IPS: How adequate is the proposed funding for actions related to biodiversity– estimated at between $78 – $91 billion per year– compared with the estimated $500 billion spent on fossil fuels and other subsidies that cause environmental degradation?
Dr. Larigauderie: The IPBES mandate is to provide evidence and policy options for better-informed decisions – we do not prescribe or make normative judgements. That said, the IPBES Assessment Report on Land Degradation and Restoration found, for instance, that on average, the benefits of restoration are 10 times higher than the costs, and, for some regions the cost of inaction in the face of land degradation is at least three times higher than the cost of action.
The IPBES Global Assessment Report also identified the removal of harmful incentives and the promotion of nature-positive ones as some of the specific possible actions that would drive transformative change for people and nature.

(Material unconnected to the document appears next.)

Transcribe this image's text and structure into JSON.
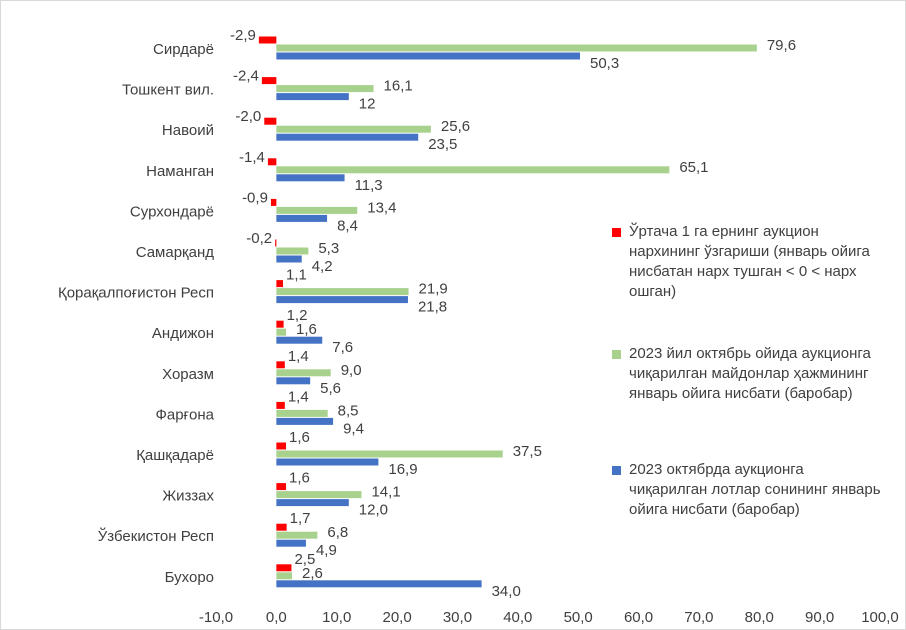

Harmful subsidies include, for instance, Government grants for pesticides, to unsustainable fishing, and to fossil fuels, which all drive the loss of biodiversity.
IPS: Any indications of the new set of targets currently under negotiation, for 2021-2030, and to go before the 15th Conference of Parties of the Convention of Biological Diversity, scheduled to be held in Kunming, China, in May 2021?
Dr. Larigauderie: These are exactly the discussions that have started and will continue under the Open-Ended Working Group on the post-2020 biodiversity framework and which have already resulted in a publicly available zero-draft of the framework to be negotiated, and subsequent comments thereon.